Takes about a min for the photo to fully load...
http://i1100.photobucket.com/albums/g404/EddieRoberts1/Photos/Stopwatch.gif


----------



## Trever1t (Sep 20, 2011)

pretty cool assuming you shot and edited that!


----------



## amandalee (Sep 20, 2011)

how do you make these?


----------



## 480sparky (Sep 20, 2011)

amandalee said:


> how do you make these?



They're called Animated GIFs.

I use freeware called Beneton Movie GIF.


----------



## Edsport (Sep 21, 2011)

Trever1t said:


> pretty cool assuming you shot and edited that!


Yah i did shoot and edit it. Here's another i did and it don't have as many kbs so i can post it here. It was taken with a 5D which has a max. shooting burst of 3 shots per second which wasn't enough for this shot but it was just a test...


----------



## Edsport (Sep 21, 2011)

480sparky said:


> amandalee said:
> 
> 
> > how do you make these?
> ...


When installing Beneton Movie Gif software make sure you read the agreement because it's also installing something other than the GIF software. I use Microsoft's gif software...


----------



## Robin Usagani (Sep 21, 2011)

Here is what i did last weekend!


----------



## Edsport (Sep 22, 2011)

Schwettylens said:


> Here is what i did last weekend!


Not showing here, all i see is a red X...


----------



## Forkie (Sep 22, 2011)

WOOOOOOWWWWW!  I love these!  I've often wondered how some of my own photos would look as animated GIFs, but never bothered to try it.  These look great!

Thread bookmarked for future dabbles!

EDIT:  I can't stop looking at yours Schwetty, it's like a TRAIN THAT NEVER F@#!%G ENDS!!!


----------



## 480sparky (Sep 22, 2011)

Edsport said:


> Not showing here, all i see is a red X...
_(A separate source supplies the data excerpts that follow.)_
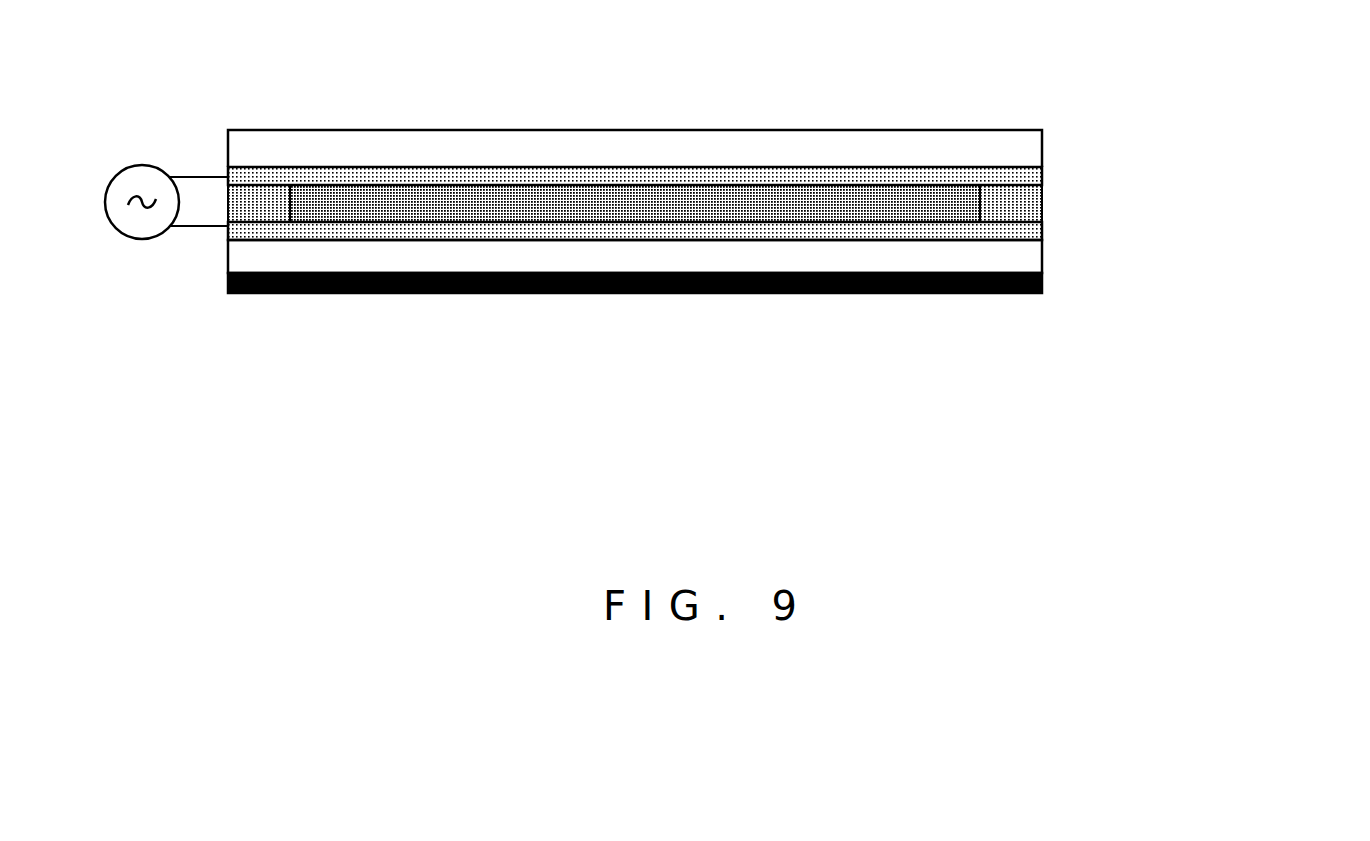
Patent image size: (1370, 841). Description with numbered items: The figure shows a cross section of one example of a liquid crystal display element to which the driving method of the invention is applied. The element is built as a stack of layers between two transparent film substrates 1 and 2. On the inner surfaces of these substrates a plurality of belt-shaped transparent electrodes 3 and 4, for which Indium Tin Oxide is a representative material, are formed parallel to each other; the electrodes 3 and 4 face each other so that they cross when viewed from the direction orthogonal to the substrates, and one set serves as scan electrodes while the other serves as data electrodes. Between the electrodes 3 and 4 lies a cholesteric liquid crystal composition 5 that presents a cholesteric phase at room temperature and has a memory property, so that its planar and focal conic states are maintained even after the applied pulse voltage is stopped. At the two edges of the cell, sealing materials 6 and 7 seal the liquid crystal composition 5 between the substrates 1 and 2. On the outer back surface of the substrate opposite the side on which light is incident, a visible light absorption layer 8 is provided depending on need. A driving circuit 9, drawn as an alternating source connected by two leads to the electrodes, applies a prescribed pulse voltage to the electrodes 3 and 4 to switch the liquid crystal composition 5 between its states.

The substrate 1 is at (925, 142).
The substrate 2 is at (513, 253).
The electrode 3 is at (1048, 178).
The electrode 4 is at (1048, 228).
The liquid crystal composition 5 is at (636, 192).
The sealing material 6 is at (208, 211).
The sealing material 7 is at (1048, 202).
The visible light absorption layer 8 is at (828, 300).
The driving circuit 9 is at (96, 230).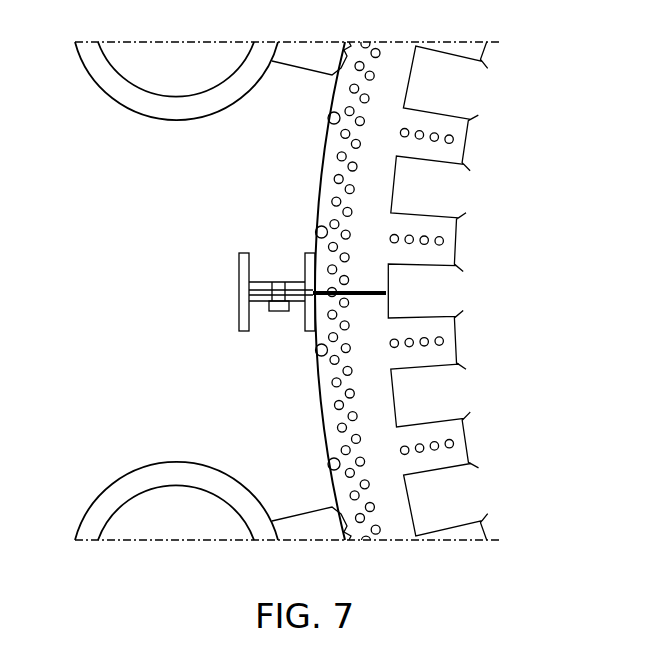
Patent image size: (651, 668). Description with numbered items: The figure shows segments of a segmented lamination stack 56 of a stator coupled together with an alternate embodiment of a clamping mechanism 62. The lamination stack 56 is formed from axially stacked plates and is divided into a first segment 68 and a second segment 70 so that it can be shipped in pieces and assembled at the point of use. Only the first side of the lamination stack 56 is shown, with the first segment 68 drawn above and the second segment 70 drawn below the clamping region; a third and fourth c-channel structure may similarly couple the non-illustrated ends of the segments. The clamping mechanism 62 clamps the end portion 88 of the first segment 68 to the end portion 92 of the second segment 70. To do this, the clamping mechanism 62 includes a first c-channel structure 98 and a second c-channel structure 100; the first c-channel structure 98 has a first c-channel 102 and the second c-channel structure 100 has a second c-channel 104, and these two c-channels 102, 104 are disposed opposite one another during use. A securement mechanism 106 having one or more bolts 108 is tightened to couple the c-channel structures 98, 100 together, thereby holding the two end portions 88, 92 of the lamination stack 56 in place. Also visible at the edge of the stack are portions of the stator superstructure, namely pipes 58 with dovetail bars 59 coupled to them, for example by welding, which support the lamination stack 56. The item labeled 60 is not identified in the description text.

The segmented lamination stack 56 is at (445, 292).
The pipes 58 is at (98, 87).
The dovetail bars 59 is at (320, 53).
The valve stem 60 is at (389, 294).
The clamping mechanism 62 is at (236, 306).
The first segment 68 is at (470, 140).
The second segment 70 is at (464, 437).
The end portion 88 is at (322, 186).
The end portion 92 is at (320, 311).
The first c-channel structure 98 is at (237, 280).
The second c-channel structure 100 is at (238, 297).
The first c-channel 102 is at (283, 272).
The second c-channel 104 is at (259, 308).
The securement mechanism 106 is at (276, 323).
The bolts 108 is at (283, 312).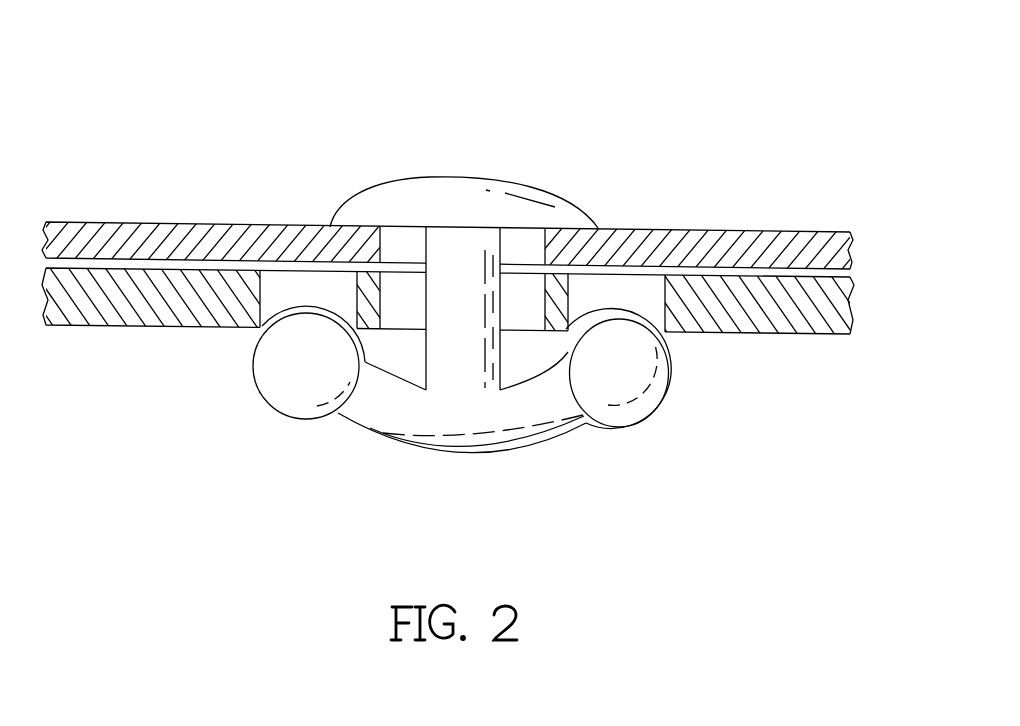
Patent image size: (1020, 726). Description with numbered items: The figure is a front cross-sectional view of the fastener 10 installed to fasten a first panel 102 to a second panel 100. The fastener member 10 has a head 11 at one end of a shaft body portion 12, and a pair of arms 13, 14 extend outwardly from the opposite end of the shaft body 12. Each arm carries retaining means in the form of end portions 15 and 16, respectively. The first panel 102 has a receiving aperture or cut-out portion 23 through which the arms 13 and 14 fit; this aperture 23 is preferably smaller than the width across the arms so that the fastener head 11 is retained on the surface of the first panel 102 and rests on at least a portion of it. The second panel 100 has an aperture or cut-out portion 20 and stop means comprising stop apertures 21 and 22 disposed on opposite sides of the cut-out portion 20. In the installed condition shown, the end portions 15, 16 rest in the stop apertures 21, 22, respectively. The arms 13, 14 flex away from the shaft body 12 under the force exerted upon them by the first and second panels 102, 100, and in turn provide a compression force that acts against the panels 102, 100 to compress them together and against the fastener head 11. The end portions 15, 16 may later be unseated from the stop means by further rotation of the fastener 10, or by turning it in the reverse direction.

The fastener member 10 is at (533, 134).
The head 11 is at (372, 200).
The shaft body portion 12 is at (466, 268).
The arm 13 is at (405, 430).
The arm 14 is at (527, 427).
The end portion 15 is at (298, 388).
The end portion 16 is at (657, 387).
The aperture or cut-out portion 20 is at (407, 310).
The stop aperture 21 is at (262, 325).
The stop aperture 22 is at (633, 260).
The receiving aperture 23 is at (407, 243).
The second panel 100 is at (786, 334).
The first panel 102 is at (707, 228).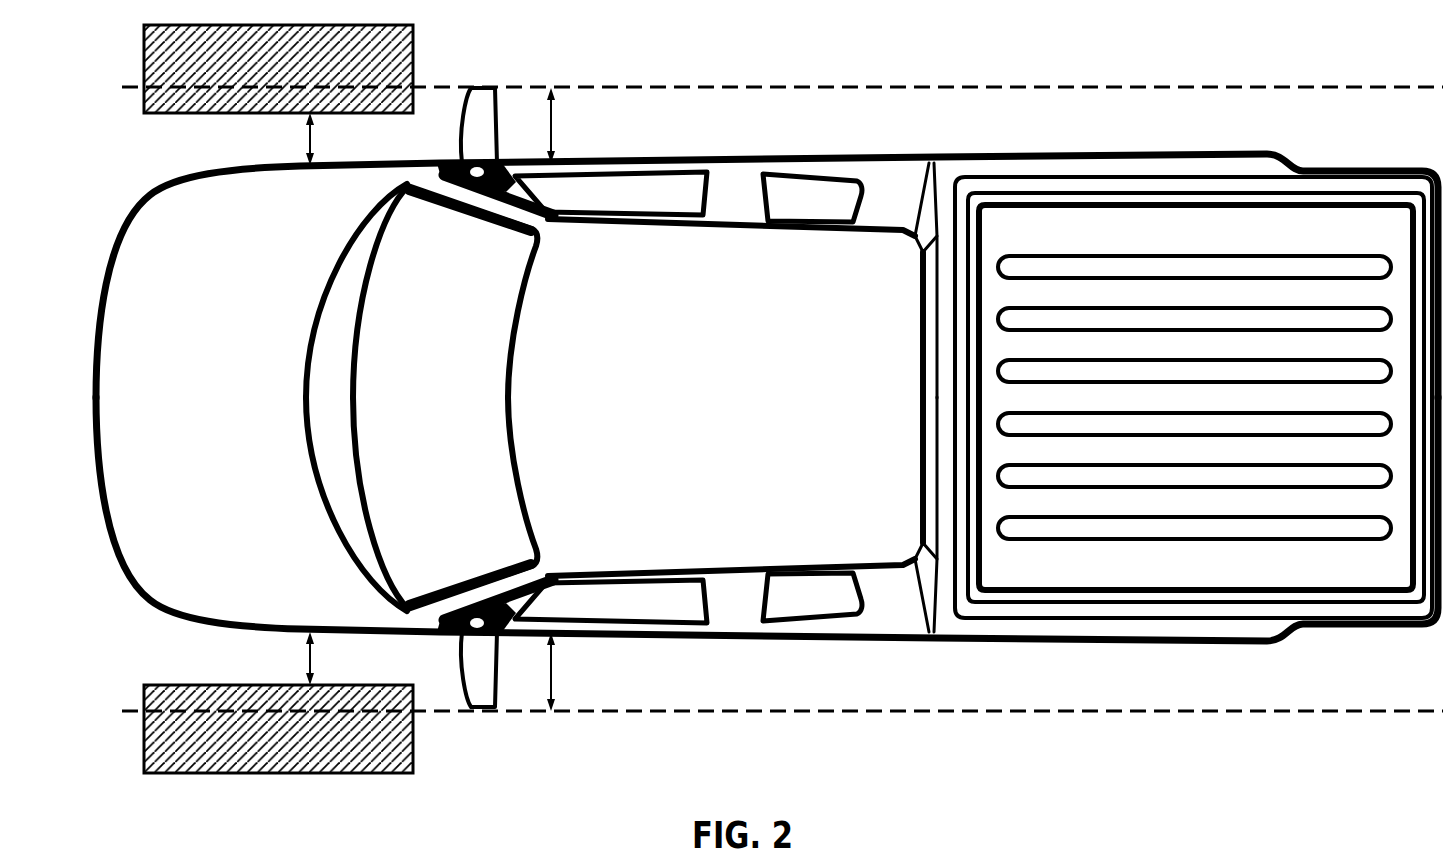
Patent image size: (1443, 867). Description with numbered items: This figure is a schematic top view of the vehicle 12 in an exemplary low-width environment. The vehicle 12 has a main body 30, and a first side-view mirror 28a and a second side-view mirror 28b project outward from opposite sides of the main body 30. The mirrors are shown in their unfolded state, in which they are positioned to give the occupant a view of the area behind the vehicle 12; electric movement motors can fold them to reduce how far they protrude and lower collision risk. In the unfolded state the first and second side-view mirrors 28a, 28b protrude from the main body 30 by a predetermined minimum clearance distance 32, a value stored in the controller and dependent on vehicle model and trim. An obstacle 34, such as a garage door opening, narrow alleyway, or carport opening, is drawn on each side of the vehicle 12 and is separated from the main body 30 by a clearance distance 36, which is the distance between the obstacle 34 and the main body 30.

The vehicle 12 is at (714, 421).
The first side-view mirror 28a is at (497, 680).
The second side-view mirror 28b is at (497, 113).
The main body 30 is at (745, 162).
The predetermined minimum clearance distance 32 is at (553, 126).
The obstacle 34 is at (413, 26).
The clearance distance 36 is at (308, 150).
Try a Right Click, and see if "Show Image" or "Show Picture" is an option.


----------



## Edsport (Sep 22, 2011)

480sparky said:


> Edsport said:
> 
> 
> > Not showing here, all i see is a red X...
> ...


I tried that earlier but it's working now...


----------



## shootermcgavin (Sep 22, 2011)

Those are awesome, is the software free?


----------



## Edsport (Sep 23, 2011)

I used Microsoft's gif animator. It's free...


----------



## Robin Usagani (Sep 23, 2011)

you can do it with photoshop too.


----------



## shootermcgavin (Sep 23, 2011)

Photoshop elements?  I can't wait to try this either way, I bet that couple really liked the train one...


----------



## Crollo (Oct 20, 2011)

Adobe imageready is probably the best and a lot better then any freeware software as it's a fully featured professional application, but you have to buy photoshop for it.


----------